12. Was hast du nach dem Ende deiner Zeit beim New Life Sound Magazine gemacht?
Von Juli bis Dezember habe ich erst mal auf dem Bauernhof meines Bruders, ca. 70 km von Florenz gearbeitet, und am 6. 12. 1990 habe ich dann als International Manager und Labelmanager beim Label und Vertrieb Contempo Records (wo Pankow unter Vertrag waren) gearbeitet. Ich habe Clock DVA, Lassigue Bendthaus, Attrition, Christian Death und viel andere Bands gesignt – neben ClockDVA war die italienische Band Technogod ein Riesenerfolg für uns (Talla zB. hat sie zu einem Live-Gig im Technoclub/Dorian Gray am Flughafen Frankfurt eingeladen). Ich war aber auch für 4AD zuständig - wir haben das englische Label in Italien vertrieben, und unzählige Platten von denen auf Lizenz in Italien vertrieben (Dead Can Dance, Cocteau Twins, Pixies etc.etc.). Im September 1993 bin ich bei Contempo ausgestiegen (warum, wäre eine andere, SEHR lange Geschichte) und am 6. 12. 1993, also auf den Tag genau 3 Jahre nachdem ich bei Contempo angefangen hatte, habe ich mit weiteren Kollegen von Contempo eine eigene Firma gegründet: Den Musikvertrieb AUDIOGLOBE – und mein eigenes Label Sub/Mission Records.
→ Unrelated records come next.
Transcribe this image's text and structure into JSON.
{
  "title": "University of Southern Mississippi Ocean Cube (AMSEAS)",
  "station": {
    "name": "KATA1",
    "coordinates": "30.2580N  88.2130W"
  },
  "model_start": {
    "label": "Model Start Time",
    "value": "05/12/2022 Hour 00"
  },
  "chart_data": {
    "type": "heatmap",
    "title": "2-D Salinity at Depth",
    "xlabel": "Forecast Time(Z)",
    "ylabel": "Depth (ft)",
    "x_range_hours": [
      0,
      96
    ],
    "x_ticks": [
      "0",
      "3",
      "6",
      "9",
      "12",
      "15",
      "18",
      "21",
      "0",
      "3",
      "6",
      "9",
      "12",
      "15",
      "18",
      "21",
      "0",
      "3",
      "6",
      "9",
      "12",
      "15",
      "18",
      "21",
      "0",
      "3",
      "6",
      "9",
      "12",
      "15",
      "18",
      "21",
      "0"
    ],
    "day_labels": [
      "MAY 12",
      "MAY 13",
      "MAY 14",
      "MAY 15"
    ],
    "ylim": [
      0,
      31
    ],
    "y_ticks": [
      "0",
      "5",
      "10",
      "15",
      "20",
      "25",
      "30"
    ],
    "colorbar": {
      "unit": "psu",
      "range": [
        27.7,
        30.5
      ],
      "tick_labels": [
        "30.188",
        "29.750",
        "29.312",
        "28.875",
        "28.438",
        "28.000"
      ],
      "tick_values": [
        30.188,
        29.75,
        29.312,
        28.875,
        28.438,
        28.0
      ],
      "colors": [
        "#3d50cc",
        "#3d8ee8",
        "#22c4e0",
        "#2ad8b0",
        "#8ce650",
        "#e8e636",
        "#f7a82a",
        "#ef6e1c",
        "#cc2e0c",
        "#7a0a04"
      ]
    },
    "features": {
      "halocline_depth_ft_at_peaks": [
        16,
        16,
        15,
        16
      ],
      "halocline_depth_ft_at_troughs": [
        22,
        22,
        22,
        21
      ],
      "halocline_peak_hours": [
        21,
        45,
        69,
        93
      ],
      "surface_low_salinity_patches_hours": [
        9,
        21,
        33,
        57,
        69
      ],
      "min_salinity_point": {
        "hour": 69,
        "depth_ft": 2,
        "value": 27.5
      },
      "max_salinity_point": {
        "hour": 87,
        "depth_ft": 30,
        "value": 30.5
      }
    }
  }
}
Ich bin zuständig für alle Electro/Wave/Industrial/Gothic Labels auf der Import-Seite, und handle den ganzen EXPORT. Ich exportiere in über 40 Länder der Welt, aber eben NUR die Art Musik, über die damals schon New Life von 1983 bis 1990 geschrieben hat: Ich bin wirklich stolz darauf, dass AUDIOGLOBE [ Facebook I Homepage ] heute nicht nur der grösste Indie-Musikvertrieb Italiens ist, sondern auch der mit Abstand grösste Export-Vertrieb für die Musik, der NEW LIFE gewidmet war. Damit hat sich der Kreis geschlossen :-)
Vielen Dank für deine Zeit und die Beantwortung meiner schriftlichen Fragen.